這一題,可以建立多個執行緒或是程序來代表廚師,而處理這三筆訂單就代表三個需要被完成的任務。
一、建立多執行緒
首先,將threading
模組 import 進來。接著,並利用threading.Thread()
建立三個執行緒,也就是三位廚師,有兩個需要指定的參數:
target
:執行緒要執行的函式,也就是任務args
:執行函式的輸入參數
由於三位廚師都必須進行料理任務,所以他們的target
都指向CookMeals
這個函式。料理函式要輸入廚師編號coolIdx
及負責餐點數量meals
,因此在args
依序指定(1,8)
、(2,2)
及(3,5)
,表示廚師一號負責八份餐點、廚師二號負責兩份餐點、廚師三號負責五份餐點。
方法.start()
表示命令三位廚師開始工作。方法.join()
表示命令主執行緒必須等待三位廚師完成工作再執行後序的指令。
import threading
import time
def CookMeals(cookIdx, meals):
msg = 'Cook {}: Start to cook.'.format(cookIdx)
print(msg)
cookTime = meals
time.sleep(cookTime)
msg = 'Cook {}: End of cooking. ({} meals)'.format(cookIdx, meals)
print(msg)
if __name__ == '__main__':
cook1 = threading.Thread(target=CookMeals, args=(1,8))

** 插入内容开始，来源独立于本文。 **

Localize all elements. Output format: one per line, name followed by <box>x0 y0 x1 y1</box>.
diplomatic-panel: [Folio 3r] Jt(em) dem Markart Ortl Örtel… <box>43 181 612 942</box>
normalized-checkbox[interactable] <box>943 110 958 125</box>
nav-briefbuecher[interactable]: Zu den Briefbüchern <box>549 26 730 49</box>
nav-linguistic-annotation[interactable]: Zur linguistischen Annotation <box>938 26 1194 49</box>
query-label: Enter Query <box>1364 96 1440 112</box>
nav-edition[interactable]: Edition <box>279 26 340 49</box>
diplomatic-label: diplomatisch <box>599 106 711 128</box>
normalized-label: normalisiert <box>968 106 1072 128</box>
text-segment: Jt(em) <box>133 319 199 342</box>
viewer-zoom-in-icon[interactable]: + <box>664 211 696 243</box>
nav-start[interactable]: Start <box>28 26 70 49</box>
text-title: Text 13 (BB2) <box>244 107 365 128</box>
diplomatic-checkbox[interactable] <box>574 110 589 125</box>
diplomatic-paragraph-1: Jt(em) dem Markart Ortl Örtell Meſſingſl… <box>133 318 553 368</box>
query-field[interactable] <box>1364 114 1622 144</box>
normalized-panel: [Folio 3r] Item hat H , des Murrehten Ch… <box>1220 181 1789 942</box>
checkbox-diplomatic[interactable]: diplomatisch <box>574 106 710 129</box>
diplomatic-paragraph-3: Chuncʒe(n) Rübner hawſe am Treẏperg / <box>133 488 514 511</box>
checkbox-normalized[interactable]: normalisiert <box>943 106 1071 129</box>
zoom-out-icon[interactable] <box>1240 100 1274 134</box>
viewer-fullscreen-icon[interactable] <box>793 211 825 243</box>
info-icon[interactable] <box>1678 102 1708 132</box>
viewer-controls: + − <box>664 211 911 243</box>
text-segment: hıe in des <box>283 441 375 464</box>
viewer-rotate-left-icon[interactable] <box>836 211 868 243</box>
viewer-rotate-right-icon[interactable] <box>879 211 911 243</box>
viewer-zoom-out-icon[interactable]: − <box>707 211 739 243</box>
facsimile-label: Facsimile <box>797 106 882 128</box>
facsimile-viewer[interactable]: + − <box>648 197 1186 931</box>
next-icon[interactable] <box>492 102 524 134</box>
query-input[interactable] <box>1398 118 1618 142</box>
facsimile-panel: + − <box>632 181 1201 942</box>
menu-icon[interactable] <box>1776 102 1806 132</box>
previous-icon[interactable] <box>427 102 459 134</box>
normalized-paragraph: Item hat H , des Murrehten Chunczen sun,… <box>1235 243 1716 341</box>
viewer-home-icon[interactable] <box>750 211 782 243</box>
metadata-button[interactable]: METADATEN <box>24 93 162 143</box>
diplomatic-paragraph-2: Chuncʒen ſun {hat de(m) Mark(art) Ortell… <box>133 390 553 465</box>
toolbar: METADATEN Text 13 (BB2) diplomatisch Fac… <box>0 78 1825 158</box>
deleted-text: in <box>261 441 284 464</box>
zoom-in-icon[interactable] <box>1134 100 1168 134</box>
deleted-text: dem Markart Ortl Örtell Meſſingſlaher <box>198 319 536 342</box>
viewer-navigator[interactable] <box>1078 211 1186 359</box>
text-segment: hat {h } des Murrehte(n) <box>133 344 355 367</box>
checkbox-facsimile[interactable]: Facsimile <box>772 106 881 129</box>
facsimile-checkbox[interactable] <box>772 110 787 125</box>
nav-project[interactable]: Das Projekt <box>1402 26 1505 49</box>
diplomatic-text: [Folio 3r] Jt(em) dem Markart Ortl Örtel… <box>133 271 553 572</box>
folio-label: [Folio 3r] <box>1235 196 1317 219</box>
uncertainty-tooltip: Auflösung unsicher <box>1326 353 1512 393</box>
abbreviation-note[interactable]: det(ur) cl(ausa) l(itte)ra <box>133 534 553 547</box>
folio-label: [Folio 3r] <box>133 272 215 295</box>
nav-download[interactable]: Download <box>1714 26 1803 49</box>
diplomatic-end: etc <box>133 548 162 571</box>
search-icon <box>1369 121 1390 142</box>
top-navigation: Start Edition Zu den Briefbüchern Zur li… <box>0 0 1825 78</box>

cook2 = threading.Thread(target=CookMeals, args=(2,2))
cook3 = threading.Thread(target=CookMeals, args=(3,5))
cook1.start()
cook2.start()
cook3.start()
cook1.join()
cook2.join()
cook3.join()
執行結果如下,
Cook 1: Start to cook.
Cook 2: Start to cook.
Cook 3: Start to cook.
Cook 2: End of cooking. (2 meals)
Cook 3: End of cooking. (5 meals)
Cook 1: End of cooking. (8 meals)
觀察結果,廚師一號、二號、三號依序開始工作,而結束順序則是二號、三號、一號。因為廚師二號只負責兩份餐點,所以需要最少的時間就能完成,而廚師一號負責最多的八份餐點,因此最後完成。
二、物件導向寫法
若喜歡物件導向寫法的同學可以參考以下範例。這裡直接建立「廚師」物件Cook
並且繼承threading.Thread
,其執行的任務則寫在此物件的run
方法,特別注意run
是特定寫法,在呼叫.start()
之後,便會自動執行run
裡面的內容。
import threading
import time
class Cook(threading.Thread):
def __init__(self, cookIdx, meals):
super().__init__()
self.cookIdx = cookIdx
self.meals = meals
def run(self):
msg = 'Cook {}: Start to cook.'.format(self.cookIdx)
print(msg)
cookTime = self.meals
time.sleep(cookTime)
msg = 'Cook {}: End of cooking. ({} meals)'.format(self.cookIdx, self.meals)
print(msg)
if __name__ == '__main__':
cook1 = Cook(cookIdx=1, meals=8)
cook2 = Cook(cookIdx=2, meals=2)
cook3 = Cook(cookIdx=3, meals=5)
cook1.start()
cook2.start()
cook3.start()
cook1.join()
cook2.join()
cook3.join()
執行結果如下,
Cook 1: Start to cook.
Cook 2: Start to cook.
Cook 3: Start to cook.
Cook 2: End of cooking. (2 meals)
Cook 3: End of cooking. (5 meals)
Cook 1: End of cooking. (8 meals)
執行結果與前一範例相同。
三、佇列 Queue
上面兩個範例的想法都很簡單,既然有三筆訂單,那就分配給三位廚師負責。但假如餐廳裡只有兩位廚師,此狀況該如何分配?這時可以搭配使用queue
模組,建立一個佇列 (queue),
my_queue = queue.Queue()
再把訂單放進這個佇列,
for meals in order:
my_queue.put(meals)
如此一來,便能夠命令兩位廚師從佇列中接單,
self.queue.get()
當有閒置的廚師,他會再看看佇列中是否有未完成的單,若有,那就去接單處理。
import threading
import time
import queue
class Cook(threading.Thread):
def __init__(self, cookIdx, queue):
super().__init__()
self.cookIdx = cookIdx
self.queue = queue
def run(self):
while not self.queue.empty():
meals = self.queue.get()
msg = 'Cook {}: Start to cook.'.format(self.cookIdx)
print(msg)
cookTime = meals
time.sleep(cookTime)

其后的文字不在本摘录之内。